Transcende, pois, o aspecto representativo e rompe com as tradições literárias vigentes, em uma espécie de emancipação dos moldes que lhe seriam atribuídos. Assim, Dom Quixote é herói singular, mesmo que vinculado à escrita que lhe confere legitimidade:

O livro é menos sua existência que seu dever. Deve incessantemente consultá-lo, a fim de saber o que fazer e dizer, e quais signos dar a si próprio e aos outros para mostrar que ele é realmente da mesma natureza que o texto donde saiu. Os romances de cavalaria escreveram de uma vez por todas a prescrição de sua aventura. E cada episódio, cada decisão, cada façanha serão signos de que Dom Quixote é de fato semelhante a todos esses signos que ele decalcou.

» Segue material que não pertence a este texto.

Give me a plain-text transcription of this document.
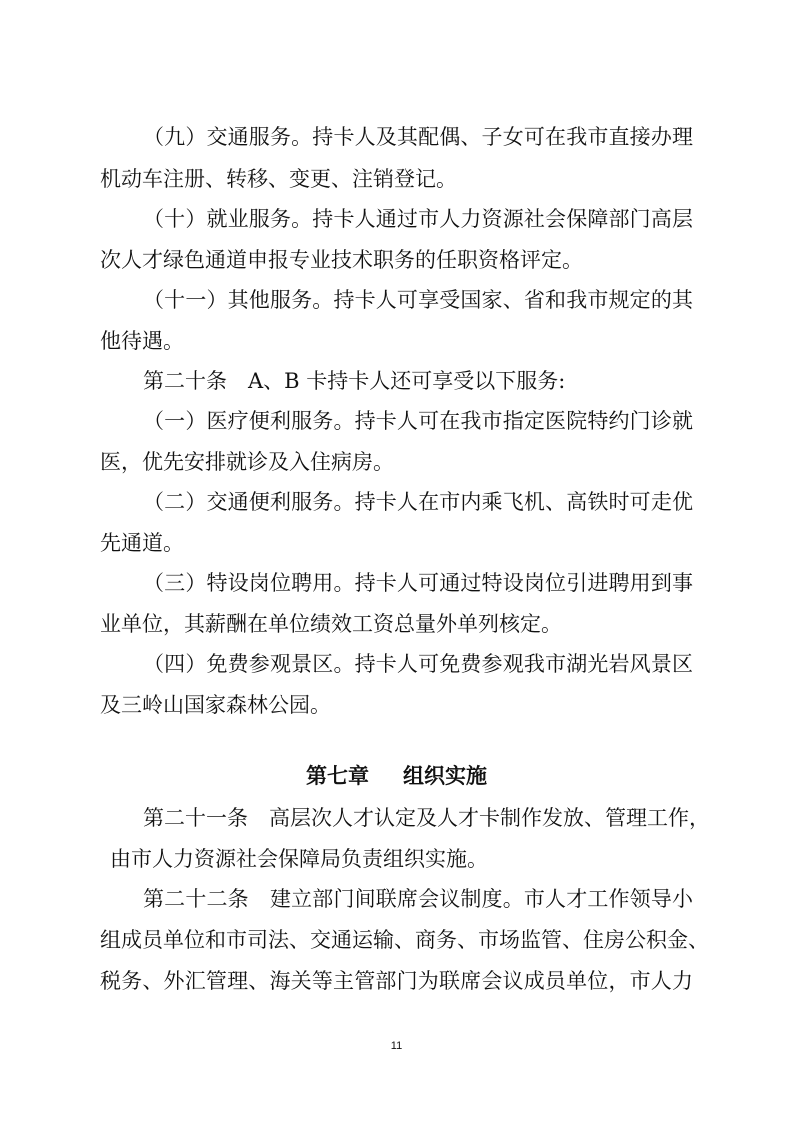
（九）交通服务。持卡人及其配偶、子女可在我市直接办理
机动车注册、转移、变更、注销登记。
（十）就业服务。持卡人通过市人力资源社会保障部门高层
次人才绿色通道申报专业技术职务的任职资格评定。
（十一）其他服务。持卡人可享受国家、省和我市规定的其
他待遇。
第二十条　A、B 卡持卡人还可享受以下服务:
（一）医疗便利服务。持卡人可在我市指定医院特约门诊就
医，优先安排就诊及入住病房。
（二）交通便利服务。持卡人在市内乘飞机、高铁时可走优
先通道。
（三）特设岗位聘用。持卡人可通过特设岗位引进聘用到事
业单位，其薪酬在单位绩效工资总量外单列核定。
（四）免费参观景区。持卡人可免费参观我市湖光岩风景区
及三岭山国家森林公园。
第七章 组织实施
第二十一条　高层次人才认定及人才卡制作发放、管理工作，
由市人力资源社会保障局负责组织实施。
第二十二条　建立部门间联席会议制度。市人才工作领导小
组成员单位和市司法、交通运输、商务、市场监管、住房公积金、
税务、外汇管理、海关等主管部门为联席会议成员单位，市人力
11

Mas se ele quer ser-lhes semelhante é porque deve prová-los, é porque os signos (legíveis) já não são semelhantes a seres (invisíveis). Todos esses textos escritos, todos esses romances extravagantes são justamente incomparáveis: nada no mundo jamais se lhes assemelhou; sua linguagem infinita fica em suspenso, sem que nenhuma

similitude venha jamais preenchê-la; podem ser queimados todos e inteiramente, mas a figura do mundo não será por isso alterada. Assemelhando-se aos textos de que é o testemunho, o representante, o real análogo, Dom Quixote deve fornecer a demonstração e trazer a marca indubitável de que eles dizem a verdade, de que são realmente a linguagem do mundo. Compete-lhe preencher a promessa dos livros. Cabe-lhes refazer a epopeia, mas em sentido inverso: esta narrava (pretendia narrar) façanhas reais prometidas à memória; já Dom Quixote deve preencher com realidade os signos sem conteúdo da narrativa. Sua aventura será uma decifração do mundo: um percurso minucioso para recolher em toda a superfície da terra as figuras que mostram que os livros dizem a verdade. A façanha deve ser prova: consiste não em triunfar realmente- é por isso que a vitória não importa no fundo-, mas em transformar a realidade em signo. Em signo de que os signos da linguagem são realmente conformes às próprias coisas. Dom Quixote lê o mundo para demonstrar os livros. E não concede a si outras provas senão o espelhamento das semelhanças.

(...) Os rebanhos, as criadas, as estalagens tornam a ser a linguagem dos livros, na medida imperceptível em que se assemelham aos castelos, às damas e aos exércitos. Semelhança sempre frustrada, que transforma a prova buscada em irrisão e deixa indefinidamente vazia a palavra dos livros. (FOUCAULT,2007, pp. 64-5).

A escritura constitui-se, assim, em uma instância que conforma o mundo, e não o inverso; ela é capaz de suscitar verdades que são transpostas para a sua exterioridade. Em Dom Quixote, evidencia-se que a sua existência torna-se um desafio para a representação escritural, pois sua engenhosidade transcende o suporte que poderá registrar as suas façanhas. Assim, a linguagem dos livros, tida como indefinidamente “vazia”, se impõe francamente como linguagem da verdade e do mundo, e do mundo da verdade.

O mundo ilusório de Dom Quixote promove o esvaziamento da escritura, pois a realidade vivida nas novelas de cavalaria é incapaz de ser representada na experiência da personagem. Ao conquistar autonomia em sua prática de representar as novelas de cavalaria, Dom Quixote parece esgotar a escritura: inicialmente, quando o cânone das novelas de cavalaria parece não conseguir ser capaz de atender à prática da personagem, considerando a magnitude de suas aventuras e de suas virtudes heroicas; e a forma como tais façanhas alcançam ao ponto de começarem a surgir documentos escritos por figuras que se interessam por sua história, sendo os de Cide Hamete Benengeli os mais importantes. A escritura deve, então, ser composta para atender à demanda de representação de suas aventuras, o que resulta em uma inversão de papeis: Dom Quixote passa a ser elemento a ser representado.